Mr. Hagen, a man who came from a background of few material advantages, lived life to the fullest, spending his time enjoying art, music, dancing, travel, and hard work. A self-taught artist and musician, Mr. Hagen had a lifelong interest in watercolor painting and spent many years playing the saxophone with dance bands while employed for nearly four decades as a foreman of the sign-painting department at the Potomac Electric Power Company.

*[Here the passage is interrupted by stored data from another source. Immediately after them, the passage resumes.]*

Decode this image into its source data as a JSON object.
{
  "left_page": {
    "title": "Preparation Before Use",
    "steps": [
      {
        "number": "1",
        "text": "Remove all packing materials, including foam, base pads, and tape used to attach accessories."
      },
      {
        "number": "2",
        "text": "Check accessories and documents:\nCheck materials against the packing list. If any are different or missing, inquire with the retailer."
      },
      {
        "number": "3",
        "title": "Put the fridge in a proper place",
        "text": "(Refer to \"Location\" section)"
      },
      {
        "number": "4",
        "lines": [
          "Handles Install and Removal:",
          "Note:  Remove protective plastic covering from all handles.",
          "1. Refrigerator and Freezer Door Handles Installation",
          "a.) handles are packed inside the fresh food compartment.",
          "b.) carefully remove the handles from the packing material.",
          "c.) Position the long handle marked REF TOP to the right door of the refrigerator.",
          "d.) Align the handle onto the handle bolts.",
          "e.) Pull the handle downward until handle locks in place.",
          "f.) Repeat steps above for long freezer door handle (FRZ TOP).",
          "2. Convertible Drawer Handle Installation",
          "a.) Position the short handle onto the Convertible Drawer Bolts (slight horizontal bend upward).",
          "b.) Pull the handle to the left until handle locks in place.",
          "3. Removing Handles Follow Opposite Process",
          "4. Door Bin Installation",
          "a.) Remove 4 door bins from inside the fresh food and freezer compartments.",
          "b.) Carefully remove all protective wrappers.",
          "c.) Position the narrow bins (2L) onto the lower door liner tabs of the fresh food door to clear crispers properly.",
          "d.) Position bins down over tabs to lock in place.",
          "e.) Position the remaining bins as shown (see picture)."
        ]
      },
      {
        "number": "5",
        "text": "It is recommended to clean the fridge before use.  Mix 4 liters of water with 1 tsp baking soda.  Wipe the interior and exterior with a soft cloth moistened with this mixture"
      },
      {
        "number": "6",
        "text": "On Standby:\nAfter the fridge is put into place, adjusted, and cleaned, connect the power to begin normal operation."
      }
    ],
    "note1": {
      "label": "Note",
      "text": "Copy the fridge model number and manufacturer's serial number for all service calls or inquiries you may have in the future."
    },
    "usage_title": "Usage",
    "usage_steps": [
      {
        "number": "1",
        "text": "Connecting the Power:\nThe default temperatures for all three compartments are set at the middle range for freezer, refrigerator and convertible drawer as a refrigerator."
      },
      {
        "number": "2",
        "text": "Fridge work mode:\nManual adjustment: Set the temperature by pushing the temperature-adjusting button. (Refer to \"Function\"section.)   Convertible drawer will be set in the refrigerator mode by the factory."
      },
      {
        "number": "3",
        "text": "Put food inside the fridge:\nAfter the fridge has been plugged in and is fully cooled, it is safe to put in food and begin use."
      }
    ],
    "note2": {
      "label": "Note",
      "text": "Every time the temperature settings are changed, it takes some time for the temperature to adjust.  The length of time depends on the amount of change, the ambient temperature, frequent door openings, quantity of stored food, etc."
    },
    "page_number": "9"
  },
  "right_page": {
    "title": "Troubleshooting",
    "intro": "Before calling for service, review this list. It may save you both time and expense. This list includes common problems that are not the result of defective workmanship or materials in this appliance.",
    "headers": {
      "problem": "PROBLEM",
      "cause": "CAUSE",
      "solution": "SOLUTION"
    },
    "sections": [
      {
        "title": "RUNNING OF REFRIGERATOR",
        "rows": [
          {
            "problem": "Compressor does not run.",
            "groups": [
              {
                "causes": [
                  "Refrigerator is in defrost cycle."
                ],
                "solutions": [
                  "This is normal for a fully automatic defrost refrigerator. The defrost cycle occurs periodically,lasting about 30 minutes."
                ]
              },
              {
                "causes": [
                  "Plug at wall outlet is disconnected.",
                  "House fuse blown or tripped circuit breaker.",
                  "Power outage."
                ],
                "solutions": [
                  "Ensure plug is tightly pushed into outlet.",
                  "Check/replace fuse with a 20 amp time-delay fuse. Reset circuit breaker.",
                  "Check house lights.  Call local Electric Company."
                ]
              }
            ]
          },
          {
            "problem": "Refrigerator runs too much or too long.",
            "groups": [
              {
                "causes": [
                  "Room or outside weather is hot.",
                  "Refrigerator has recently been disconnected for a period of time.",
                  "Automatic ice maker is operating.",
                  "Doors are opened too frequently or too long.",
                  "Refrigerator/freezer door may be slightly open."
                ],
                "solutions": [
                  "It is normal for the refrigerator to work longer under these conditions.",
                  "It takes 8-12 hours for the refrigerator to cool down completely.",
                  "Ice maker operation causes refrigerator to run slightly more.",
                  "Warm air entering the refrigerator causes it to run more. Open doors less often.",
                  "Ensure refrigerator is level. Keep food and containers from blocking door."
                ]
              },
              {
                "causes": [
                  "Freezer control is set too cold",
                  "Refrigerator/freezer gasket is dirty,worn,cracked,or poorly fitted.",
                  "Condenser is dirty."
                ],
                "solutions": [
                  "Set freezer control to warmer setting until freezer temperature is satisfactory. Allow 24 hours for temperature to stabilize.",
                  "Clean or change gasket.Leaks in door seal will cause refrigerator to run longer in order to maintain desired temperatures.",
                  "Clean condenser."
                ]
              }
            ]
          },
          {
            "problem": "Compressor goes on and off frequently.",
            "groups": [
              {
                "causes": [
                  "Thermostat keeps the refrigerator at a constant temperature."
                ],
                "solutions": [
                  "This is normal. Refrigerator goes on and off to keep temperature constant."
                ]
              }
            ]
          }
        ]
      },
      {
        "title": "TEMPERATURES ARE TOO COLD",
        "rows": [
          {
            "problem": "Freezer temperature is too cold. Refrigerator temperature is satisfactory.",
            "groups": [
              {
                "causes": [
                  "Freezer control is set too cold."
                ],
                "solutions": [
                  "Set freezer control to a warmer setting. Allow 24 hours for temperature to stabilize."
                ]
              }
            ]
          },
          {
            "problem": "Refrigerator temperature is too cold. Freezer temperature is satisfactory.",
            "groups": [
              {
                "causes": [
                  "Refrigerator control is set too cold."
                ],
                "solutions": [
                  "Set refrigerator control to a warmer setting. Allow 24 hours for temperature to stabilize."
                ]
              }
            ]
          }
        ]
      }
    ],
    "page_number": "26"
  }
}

Mr. Hagen spent the last nine months of his life at the Sunrise assisted-living facility in Falls Church, Virginia, where caretakers said he was “a friend to everyone.” He would regale his friends with stories of his exotic travels, from a three-month cross-country trip in his Model A Ford during the Depression to his adventures in Japan, New Zealand, Bora Bora and other far-off places. His caretakers said, “He was a very special man to everyone here,” noting how he shared with others the magnifying screen that Wilmer physicians had given him for his AMD.
Before his passing in 1999, Mr. Hagen expressed the hope that his gifts would hasten the development of treatments for those who suffer from macular degeneration, thereby sparing others the emotional pain he experienced. The Wilmer Eye Institute is forever grateful to Mr. Hagen because his generosity substantially advances our ability to combat this major cause of blindness.